What’s next for Ward, who is nearing retirement? “For a while now, I’ve been running two careers,” she says. “My teaching career has taken much of my time, so my art career has been when I can squeeze it in. I guess I’m just looking forward to having more time for art.”
Marcus Tsutakawa: Making Music
in Seattle—and Abroad
Tsutakawa is a music conductor, and he’s been director of Garfield’s three orchestras for the past 15 years. “I’m like a painter with a paintbrush,” says Tsutakawa. “But a painter can paint alone in a studio. My art requires an orchestra.”
Given his lineage, it’s no surprise that Tsutakawa chose a career in the arts. His father was renowned artist George Tsutakawa, a UW alumnus and UW professor of art for more than 30 years. His mother was trained in Japanese classical dance and the koto, or Japanese harp. “My parents never discouraged me and my siblings from going into the arts,” says Tsutakawa. “They supported us all along.”
As early as fifth grade, Tsutakawa was absorbed in music, first playing the piano and then string bass. In junior high he discovered his real talent—composing and arranging music. He earned a B.A. in music composition at the UW, followed by a B.A. in music education.
His first few years as a teacher were shaky. “I wasn’t sure it was for me,” he admits, recalling his first high school teaching job. “I liked composition and arranging. I wasn’t used to being a taskmaster and disciplinarian. As a teacher, it’s a balance between the art and being an administrator.”

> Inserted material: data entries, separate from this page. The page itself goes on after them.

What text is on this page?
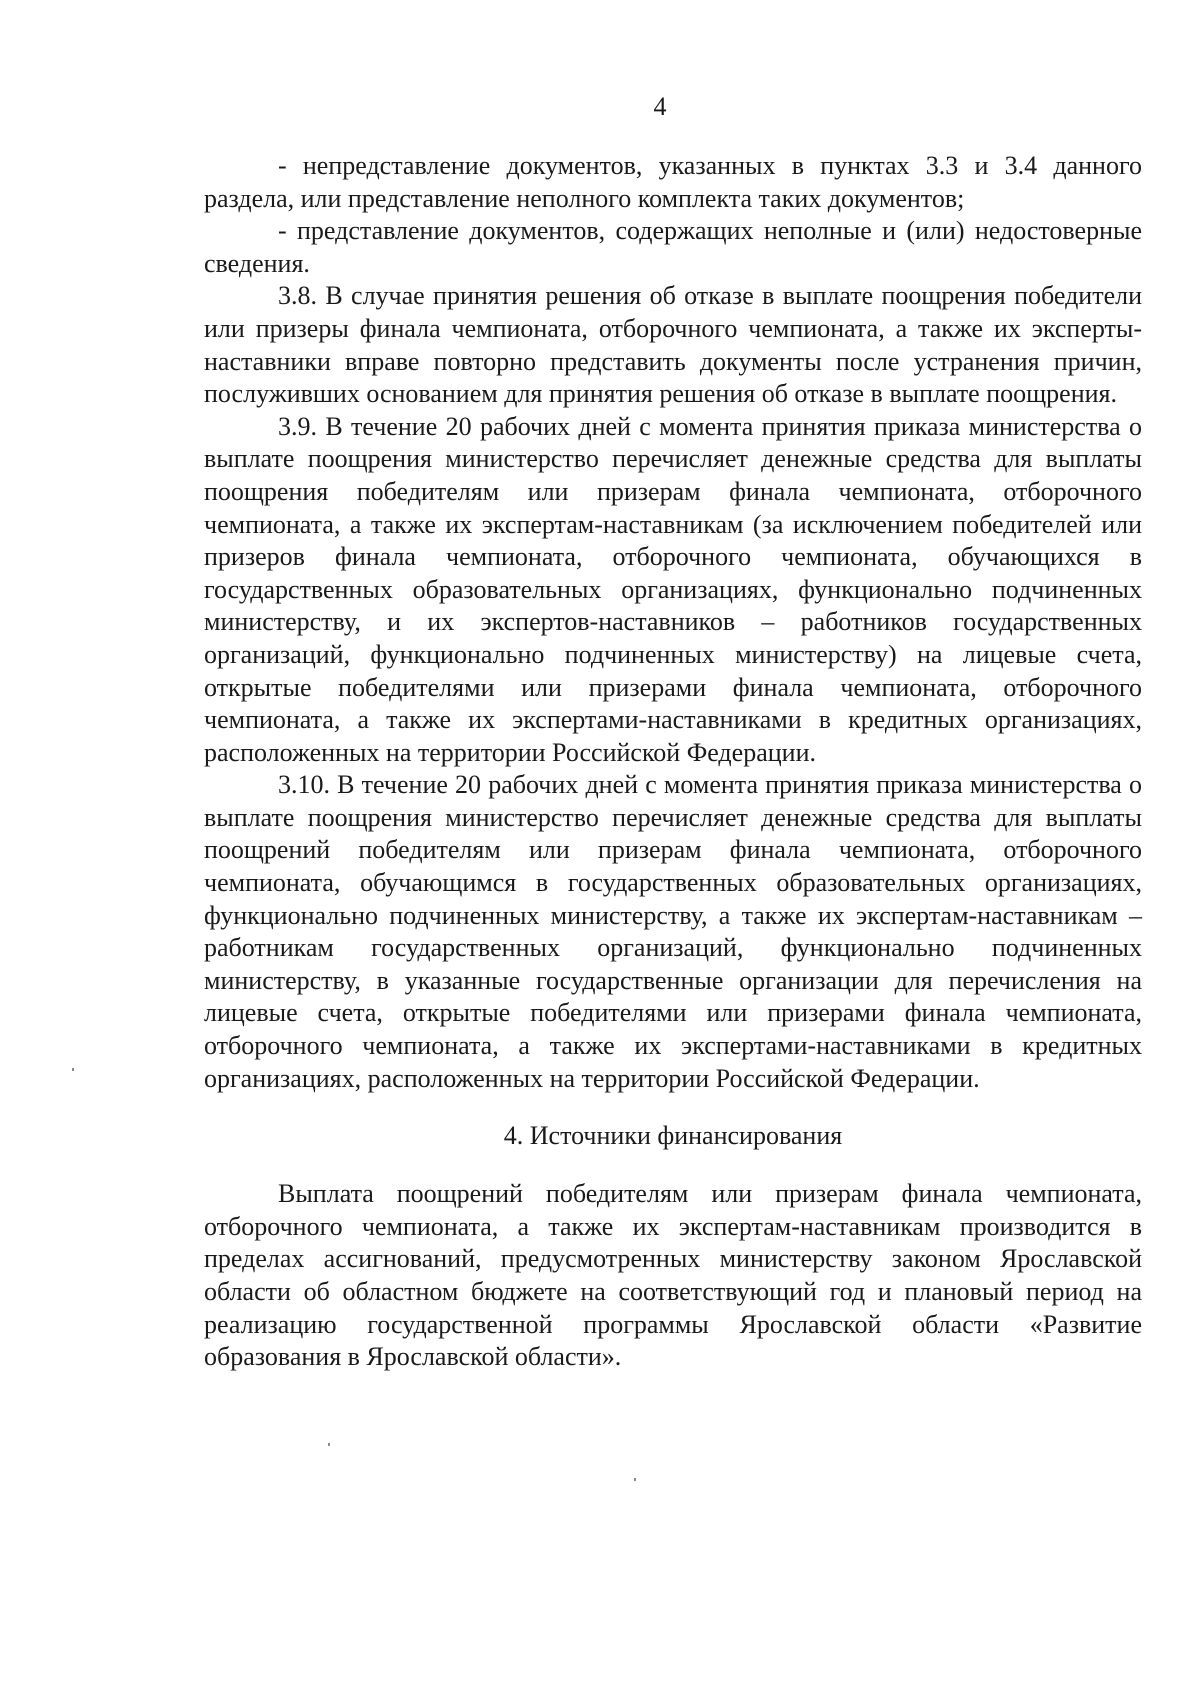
4

- непредставление документов, указанных в пунктах 3.3 и 3.4 данного раздела, или представление неполного комплекта таких документов;

- представление документов, содержащих неполные и (или) недостоверные сведения.

3.8. В случае принятия решения об отказе в выплате поощрения победители или призеры финала чемпионата, отборочного чемпионата, а также их эксперты-наставники вправе повторно представить документы после устранения причин, послуживших основанием для принятия решения об отказе в выплате поощрения.

3.9. В течение 20 рабочих дней с момента принятия приказа министерства о выплате поощрения министерство перечисляет денежные средства для выплаты поощрения победителям или призерам финала чемпионата, отборочного чемпионата, а также их экспертам-наставникам (за исключением победителей или призеров финала чемпионата, отборочного чемпионата, обучающихся в государственных образовательных организациях, функционально подчиненных министерству, и их экспертов-наставников – работников государственных организаций, функционально подчиненных министерству) на лицевые счета, открытые победителями или призерами финала чемпионата, отборочного чемпионата, а также их экспертами-наставниками в кредитных организациях, расположенных на территории Российской Федерации.

3.10. В течение 20 рабочих дней с момента принятия приказа министерства о выплате поощрения министерство перечисляет денежные средства для выплаты поощрений победителям или призерам финала чемпионата, отборочного чемпионата, обучающимся в государственных образовательных организациях, функционально подчиненных министерству, а также их экспертам-наставникам – работникам государственных организаций, функционально подчиненных министерству, в указанные государственные организации для перечисления на лицевые счета, открытые победителями или призерами финала чемпионата, отборочного чемпионата, а также их экспертами-наставниками в кредитных организациях, расположенных на территории Российской Федерации.

4. Источники финансирования

Выплата поощрений победителям или призерам финала чемпионата, отборочного чемпионата, а также их экспертам-наставникам производится в пределах ассигнований, предусмотренных министерству законом Ярославской области об областном бюджете на соответствующий год и плановый период на реализацию государственной программы Ярославской области «Развитие образования в Ярославской области».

When Tsutakawa was laid off as a result of school district budget cuts—and rehired on a part-time basis—he used his free time to earn a master’s in music education at the UW, with an emphasis on conducting. In 1985, he began his current job at Garfield High School. This time, he’d found his niche.
“It’s a wonderful job,” he says. “It’s a lot of work too, but I don’t mind. It’s worth it, seeing young people get so excited about music.”

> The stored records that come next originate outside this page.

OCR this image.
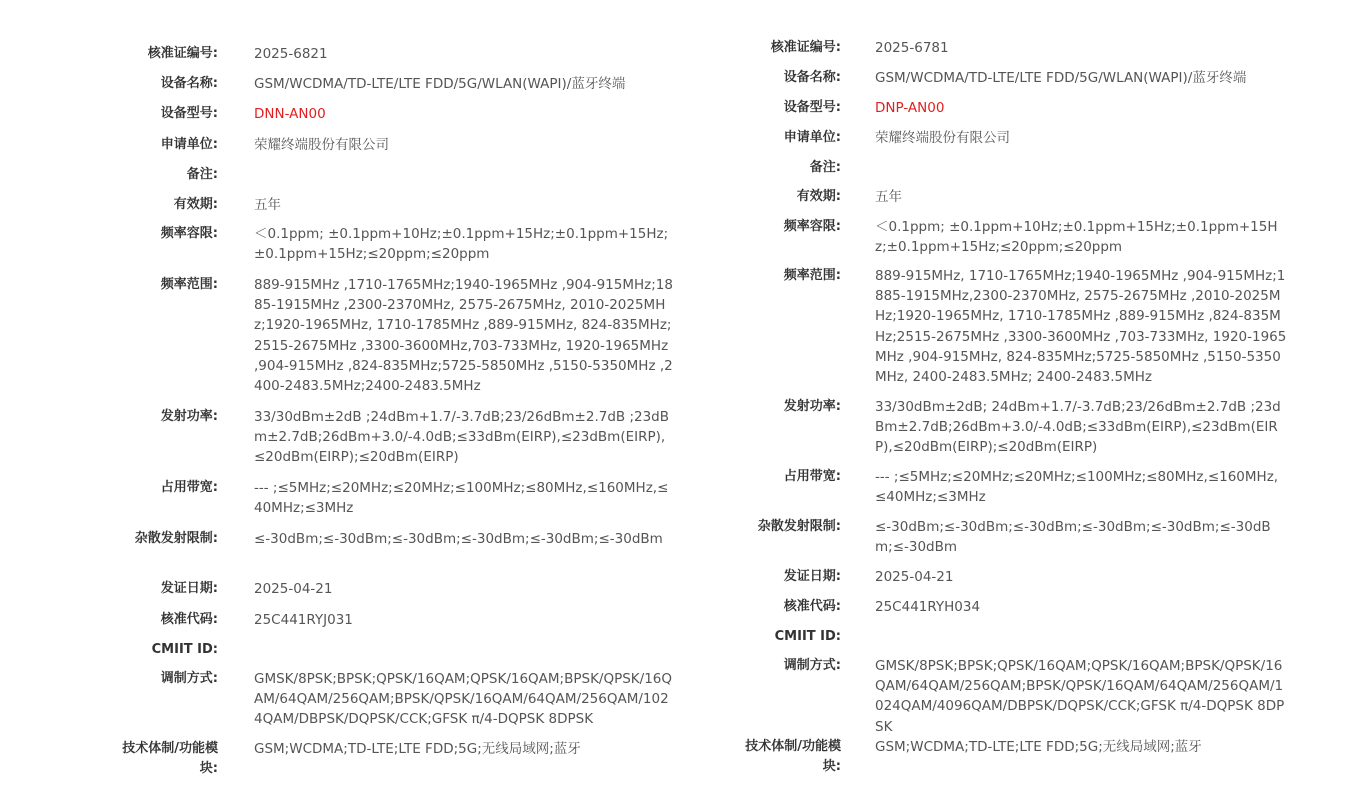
核准证编号:	2025-6821
设备名称:	GSM/WCDMA/TD-LTE/LTE FDD/5G/WLAN(WAPI)/蓝牙终端
设备型号:	DNN-AN00
申请单位:	荣耀终端股份有限公司
备注:
有效期:	五年
频率容限:	＜0.1ppm; ±0.1ppm+10Hz;±0.1ppm+15Hz;±0.1ppm+15Hz;±0.1ppm+15Hz;≤20ppm;≤20ppm
频率范围:	889-915MHz ,1710-1765MHz;1940-1965MHz ,904-915MHz;1885-1915MHz ,2300-2370MHz, 2575-2675MHz, 2010-2025MHz;1920-1965MHz, 1710-1785MHz ,889-915MHz, 824-835MHz;2515-2675MHz ,3300-3600MHz,703-733MHz, 1920-1965MHz ,904-915MHz ,824-835MHz;5725-5850MHz ,5150-5350MHz ,2400-2483.5MHz;2400-2483.5MHz
发射功率:	33/30dBm±2dB ;24dBm+1.7/-3.7dB;23/26dBm±2.7dB ;23dBm±2.7dB;26dBm+3.0/-4.0dB;≤33dBm(EIRP),≤23dBm(EIRP),≤20dBm(EIRP);≤20dBm(EIRP)
占用带宽:	--- ;≤5MHz;≤20MHz;≤20MHz;≤100MHz;≤80MHz,≤160MHz,≤40MHz;≤3MHz
杂散发射限制:	≤-30dBm;≤-30dBm;≤-30dBm;≤-30dBm;≤-30dBm;≤-30dBm
发证日期:	2025-04-21
核准代码:	25C441RYJ031
CMIIT ID:
调制方式:	GMSK/8PSK;BPSK;QPSK/16QAM;QPSK/16QAM;BPSK/QPSK/16QAM/64QAM/256QAM;BPSK/QPSK/16QAM/64QAM/256QAM/1024QAM/DBPSK/DQPSK/CCK;GFSK π/4-DQPSK 8DPSK
技术体制/功能模
块:
GSM;WCDMA;TD-LTE;LTE FDD;5G;无线局域网;蓝牙
核准证编号:	2025-6781
设备名称:	GSM/WCDMA/TD-LTE/LTE FDD/5G/WLAN(WAPI)/蓝牙终端
设备型号:	DNP-AN00
申请单位:	荣耀终端股份有限公司
备注:
有效期:	五年
频率容限:	＜0.1ppm; ±0.1ppm+10Hz;±0.1ppm+15Hz;±0.1ppm+15Hz;±0.1ppm+15Hz;≤20ppm;≤20ppm
频率范围:	889-915MHz, 1710-1765MHz;1940-1965MHz ,904-915MHz;1885-1915MHz,2300-2370MHz, 2575-2675MHz ,2010-2025MHz;1920-1965MHz, 1710-1785MHz ,889-915MHz ,824-835MHz;2515-2675MHz ,3300-3600MHz ,703-733MHz, 1920-1965MHz ,904-915MHz, 824-835MHz;5725-5850MHz ,5150-5350MHz, 2400-2483.5MHz; 2400-2483.5MHz
发射功率:	33/30dBm±2dB; 24dBm+1.7/-3.7dB;23/26dBm±2.7dB ;23dBm±2.7dB;26dBm+3.0/-4.0dB;≤33dBm(EIRP),≤23dBm(EIRP),≤20dBm(EIRP);≤20dBm(EIRP)
占用带宽:	--- ;≤5MHz;≤20MHz;≤20MHz;≤100MHz;≤80MHz,≤160MHz,≤40MHz;≤3MHz
杂散发射限制:	≤-30dBm;≤-30dBm;≤-30dBm;≤-30dBm;≤-30dBm;≤-30dBm;≤-30dBm
发证日期:	2025-04-21
核准代码:	25C441RYH034
CMIIT ID:
调制方式:	GMSK/8PSK;BPSK;QPSK/16QAM;QPSK/16QAM;BPSK/QPSK/16QAM/64QAM/256QAM;BPSK/QPSK/16QAM/64QAM/256QAM/1024QAM/4096QAM/DBPSK/DQPSK/CCK;GFSK π/4-DQPSK 8DPSK
技术体制/功能模
块:
GSM;WCDMA;TD-LTE;LTE FDD;5G;无线局域网;蓝牙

After 15 years, Tsutakawa keeps his job fresh by regularly choosing pieces he’s never conducted before. “The Garfield Orchestra is so good, I can pick any piece and we’ll just learn it together,” he says. The schedule is daunting, with nearly a dozen concerts each year—including one at UW’s Meany Hall—plus a weekend retreat and participation in the Northwest Orchestra Festival, an annual competition for high school orchestras, where Garfield has placed first every year for the past ten years.

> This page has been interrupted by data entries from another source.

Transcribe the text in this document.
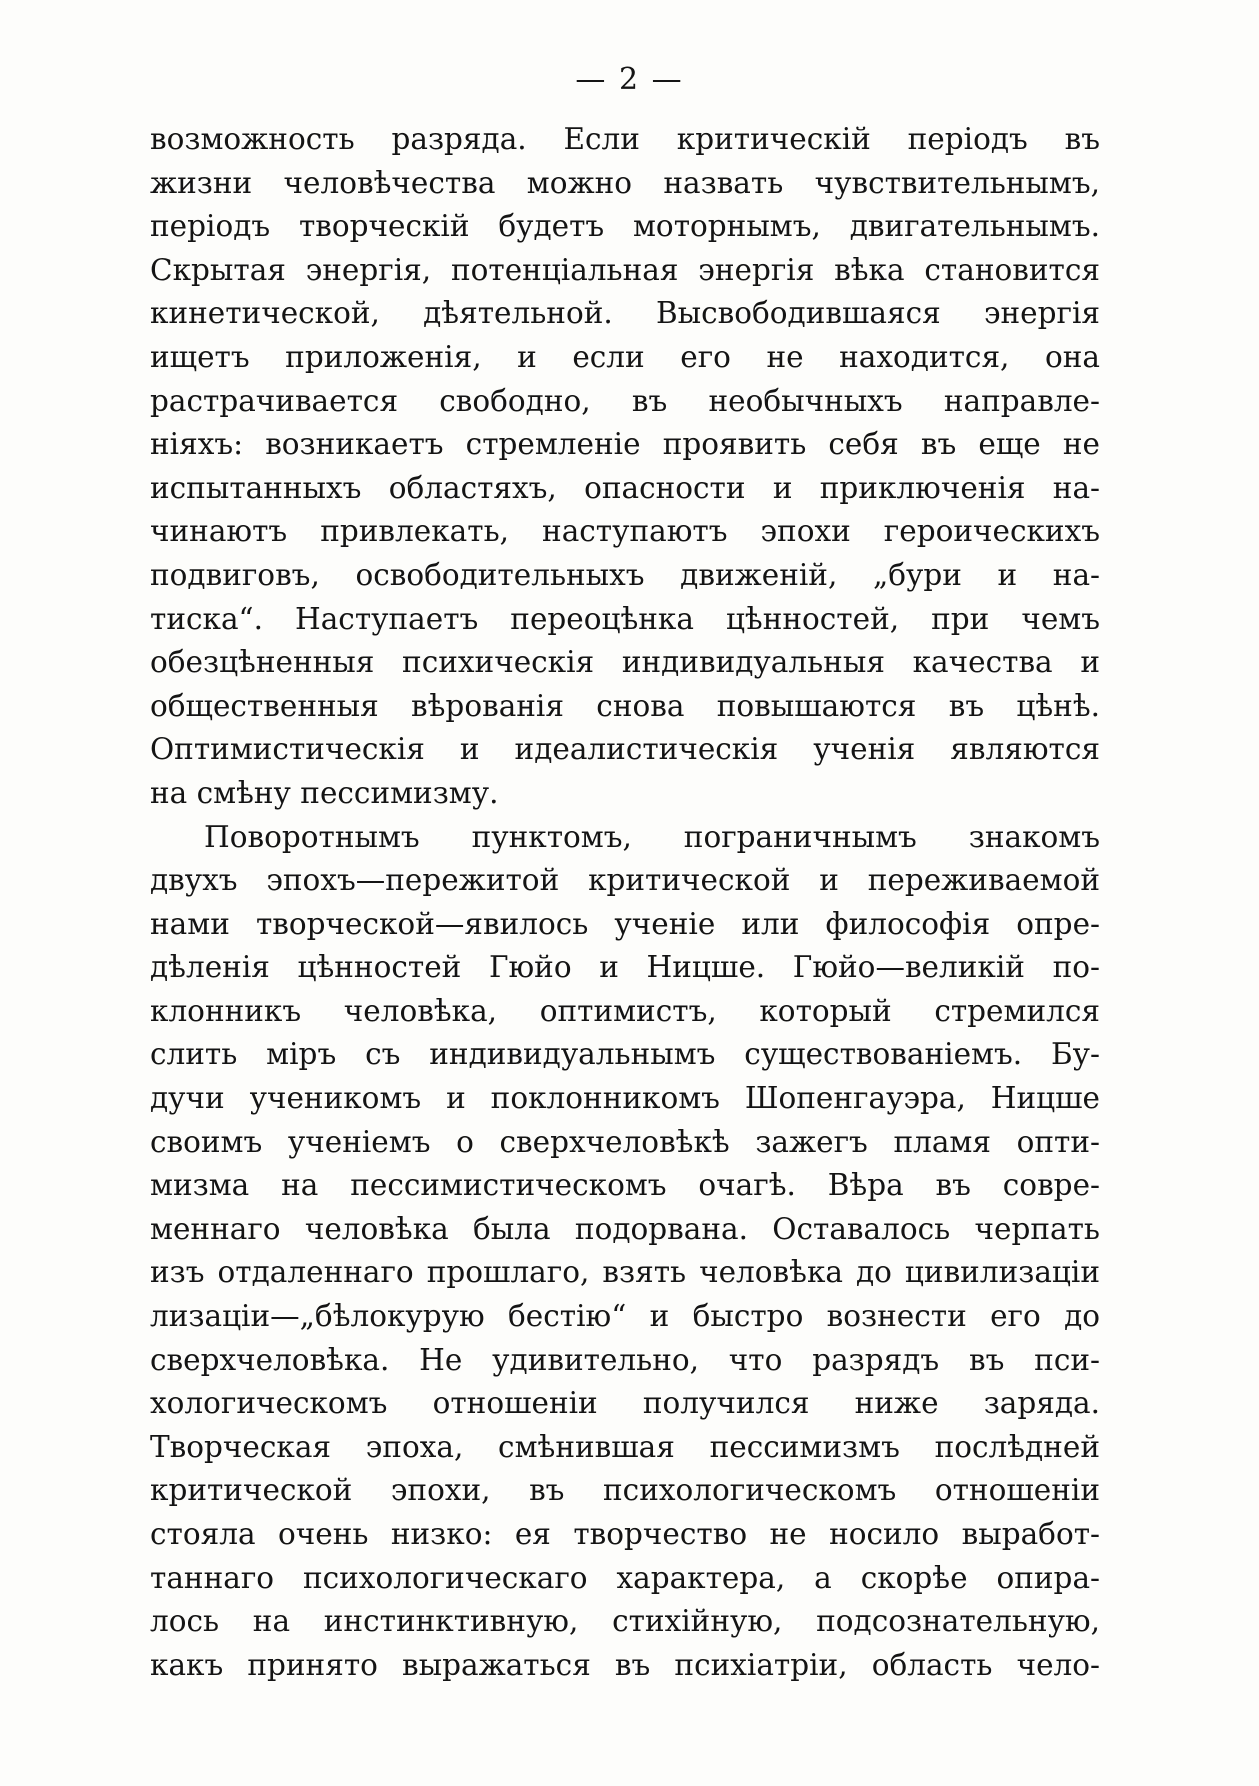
— 2 —
возможность разряда. Если критическій періодъ въ
жизни человѣчества можно назвать чувствительнымъ,
періодъ творческій будетъ моторнымъ, двигательнымъ.
Скрытая энергія, потенціальная энергія вѣка становится
кинетической, дѣятельной. Высвободившаяся энергія
ищетъ приложенія, и если его не находится, она
растрачивается свободно, въ необычныхъ направле-
ніяхъ: возникаетъ стремленіе проявить себя въ еще не
испытанныхъ областяхъ, опасности и приключенія на-
чинаютъ привлекать, наступаютъ эпохи героическихъ
подвиговъ, освободительныхъ движеній, „бури и на-
тиска“. Наступаетъ переоцѣнка цѣнностей, при чемъ
обезцѣненныя психическія индивидуальныя качества и
общественныя вѣрованія снова повышаются въ цѣнѣ.
Оптимистическія и идеалистическія ученія являются
на смѣну пессимизму.
Поворотнымъ пунктомъ, пограничнымъ знакомъ
двухъ эпохъ—пережитой критической и переживаемой
нами творческой—явилось ученіе или философія опре-
дѣленія цѣнностей Гюйо и Ницше. Гюйо—великій по-
клонникъ человѣка, оптимистъ, который стремился
слить міръ съ индивидуальнымъ существованіемъ. Бу-
дучи ученикомъ и поклонникомъ Шопенгауэра, Ницше
своимъ ученіемъ о сверхчеловѣкѣ зажегъ пламя опти-
мизма на пессимистическомъ очагѣ. Вѣра въ совре-
меннаго человѣка была подорвана. Оставалось черпать
изъ отдаленнаго прошлаго, взять человѣка до цивилизаціи
лизаціи—„бѣлокурую бестію“ и быстро вознести его до
сверхчеловѣка. Не удивительно, что разрядъ въ пси-
хологическомъ отношеніи получился ниже заряда.
Творческая эпоха, смѣнившая пессимизмъ послѣдней
критической эпохи, въ психологическомъ отношеніи
стояла очень низко: ея творчество не носило выработ-
таннаго психологическаго характера, а скорѣе опира-
лось на инстинктивную, стихійную, подсознательную,
какъ принято выражаться въ психіатріи, область чело-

Tsutakawa also has planned several international tours with his orchestra, during which the students perform music and play tourist. The orchestra went to Vienna in 1997 and has travelled to Japan twice—once in 1993 and again this summer. The 2000 tour involved 76 Garfield students and 9 chaperones, plus Tsutakawa. “The really wonderful thing about this trip was that we got to do a joint concert with a 140-person choir from a Japanese high school,” says Tsutakawa. “There was tremendous mutual respect. It was great.”
As if he’s not busy enough, Tsutakawa recently signed on as director of the Seattle Youth Symphony’s Junior Symphony. “It’s another chance to conduct an orchestra,” Tsutakawa explains. “For a conductor, that’s our dream in life, to get up in front of an orchestra and conduct. I couldn’t pass it up.”
Tsutakawa just wishes more students could be reached with the arts. “There are so many kids with potential out there who are not given the chance to realize their talent,” he says. “Public education is missing the boat by not giving kids enough opportunities in the arts. The increased emphasis on academic testing overlooks the arts, which aren’t measurable like other subjects are measurable. “For some kids, the arts can be a tremendous motivator. They provide a balance in life. They help create a whole person.”